The 48 defendants appeared in a packed courtroom in the capital in the latest phase of the trial, which has been condemned by human rights activists. Many of the defendants are accused of inciting violence and violating the constitution during protests over 2005 parliamentary elections.
Former parliamentarian Bedru Adem called two witnesses to testify that he was in prison on the date he was accused of participating in street violence. He also said he was not trying to incite violence when he addressed two pre-election rallies.
"I called upon the people to change the system peacefully, nonviolently, using their voters card," he told the court.
Regarding the charge that he threw rocks at police during a November 2005 riot, he said: "I'm an old person, I'm 50 years old. I have gray hairs and they are saying that I threw rocks. It would've been better if they said I shot guns."

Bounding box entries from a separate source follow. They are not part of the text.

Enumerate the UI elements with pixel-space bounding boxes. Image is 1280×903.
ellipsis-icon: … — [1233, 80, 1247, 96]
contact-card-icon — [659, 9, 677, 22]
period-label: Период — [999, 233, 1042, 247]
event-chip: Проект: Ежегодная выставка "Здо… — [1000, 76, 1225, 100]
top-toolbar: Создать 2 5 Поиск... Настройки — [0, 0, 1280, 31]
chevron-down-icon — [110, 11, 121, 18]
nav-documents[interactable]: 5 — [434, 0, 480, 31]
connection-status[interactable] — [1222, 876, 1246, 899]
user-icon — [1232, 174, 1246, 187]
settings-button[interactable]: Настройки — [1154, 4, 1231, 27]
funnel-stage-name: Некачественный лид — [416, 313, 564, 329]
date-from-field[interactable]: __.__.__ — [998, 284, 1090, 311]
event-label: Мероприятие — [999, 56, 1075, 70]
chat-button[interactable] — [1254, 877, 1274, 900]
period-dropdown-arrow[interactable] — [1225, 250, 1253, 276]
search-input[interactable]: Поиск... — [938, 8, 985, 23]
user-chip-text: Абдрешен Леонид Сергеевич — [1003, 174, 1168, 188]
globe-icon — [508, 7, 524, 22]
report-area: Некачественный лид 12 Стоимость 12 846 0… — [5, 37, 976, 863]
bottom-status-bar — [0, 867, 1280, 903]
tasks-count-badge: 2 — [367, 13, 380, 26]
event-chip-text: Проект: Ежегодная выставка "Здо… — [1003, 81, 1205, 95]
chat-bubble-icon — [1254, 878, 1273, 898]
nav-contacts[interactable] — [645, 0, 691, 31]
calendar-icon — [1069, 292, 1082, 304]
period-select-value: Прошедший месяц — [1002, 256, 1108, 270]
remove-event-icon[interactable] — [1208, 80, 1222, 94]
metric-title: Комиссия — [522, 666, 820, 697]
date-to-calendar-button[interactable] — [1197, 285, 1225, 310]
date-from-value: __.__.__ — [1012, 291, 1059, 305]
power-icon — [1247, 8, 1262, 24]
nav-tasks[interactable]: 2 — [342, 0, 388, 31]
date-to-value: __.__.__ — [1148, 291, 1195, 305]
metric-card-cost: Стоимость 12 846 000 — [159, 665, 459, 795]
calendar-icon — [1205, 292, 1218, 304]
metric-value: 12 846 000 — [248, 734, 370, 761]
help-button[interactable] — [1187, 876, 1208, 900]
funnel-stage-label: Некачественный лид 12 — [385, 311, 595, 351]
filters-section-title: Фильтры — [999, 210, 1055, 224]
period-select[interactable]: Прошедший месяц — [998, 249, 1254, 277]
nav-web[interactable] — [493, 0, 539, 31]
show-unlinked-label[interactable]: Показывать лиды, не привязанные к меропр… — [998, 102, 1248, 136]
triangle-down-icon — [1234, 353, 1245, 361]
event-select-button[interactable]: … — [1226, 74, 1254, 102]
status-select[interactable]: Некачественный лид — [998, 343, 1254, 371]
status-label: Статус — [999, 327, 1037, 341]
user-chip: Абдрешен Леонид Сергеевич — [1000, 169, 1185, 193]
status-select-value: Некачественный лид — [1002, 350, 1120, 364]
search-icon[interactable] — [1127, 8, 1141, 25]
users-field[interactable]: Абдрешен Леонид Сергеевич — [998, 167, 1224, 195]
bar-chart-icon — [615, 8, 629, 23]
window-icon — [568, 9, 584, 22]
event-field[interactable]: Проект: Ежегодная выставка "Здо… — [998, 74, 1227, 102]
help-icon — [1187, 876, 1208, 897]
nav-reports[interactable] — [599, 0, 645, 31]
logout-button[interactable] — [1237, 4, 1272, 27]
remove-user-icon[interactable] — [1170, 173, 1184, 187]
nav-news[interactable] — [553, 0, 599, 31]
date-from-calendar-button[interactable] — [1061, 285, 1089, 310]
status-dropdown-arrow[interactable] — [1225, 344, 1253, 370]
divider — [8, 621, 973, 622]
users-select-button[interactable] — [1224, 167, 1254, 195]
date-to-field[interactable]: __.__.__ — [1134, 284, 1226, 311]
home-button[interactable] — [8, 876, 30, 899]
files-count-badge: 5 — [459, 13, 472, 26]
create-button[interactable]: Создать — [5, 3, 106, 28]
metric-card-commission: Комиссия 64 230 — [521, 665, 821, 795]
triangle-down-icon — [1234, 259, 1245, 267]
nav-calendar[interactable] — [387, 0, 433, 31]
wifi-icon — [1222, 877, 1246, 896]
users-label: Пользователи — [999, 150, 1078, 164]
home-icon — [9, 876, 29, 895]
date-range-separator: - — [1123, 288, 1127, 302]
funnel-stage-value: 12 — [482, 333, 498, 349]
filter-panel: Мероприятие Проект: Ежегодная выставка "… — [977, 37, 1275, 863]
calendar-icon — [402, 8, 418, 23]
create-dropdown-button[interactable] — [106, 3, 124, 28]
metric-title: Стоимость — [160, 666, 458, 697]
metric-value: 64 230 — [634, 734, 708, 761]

It was not clear how many of the 48 defendants would choose to put on a defense. Thirty-eight of the defendants asked presiding Judge Adil Ahmed to give them the court's list of accusations and evidence before they would agree to defend themselves.
The judge also asked four newspaper owners, who had charges dropped against them as individuals, to defend their organizations. He issued a warrant seeking the identities of two other newspaper owners, who have not yet appeared in court.
The judge then adjourned until Wednesday.
The defendants were charged in December 2005 with treason, inciting violence and attempted genocide. On April 9, the court freed 25 prisoners, among them eight journalists. Earlier in April, the judge dropped the charges of treason and attempted genocide.
The trial has been widely condemned by international human rights groups as an attempt to silence Ethiopian government critics. The opposition leaders have claimed the trial is politically motivated.
The violence erupted during protests over elections that returned Prime Minister Meles Zenawi to power in May 2005. The opposition, despite winning an unprecedented number of parliamentary seats, claimed the vote was rigged, and EU observers said the polls were marred by irregularities.
Late last year, Ethiopia acknowledged that its security forces killed 193 civilians protesting alleged election fraud, but insisted they did not use excessive force. A senior judge appointed to investigate the violence had accused the security forces of excessive force.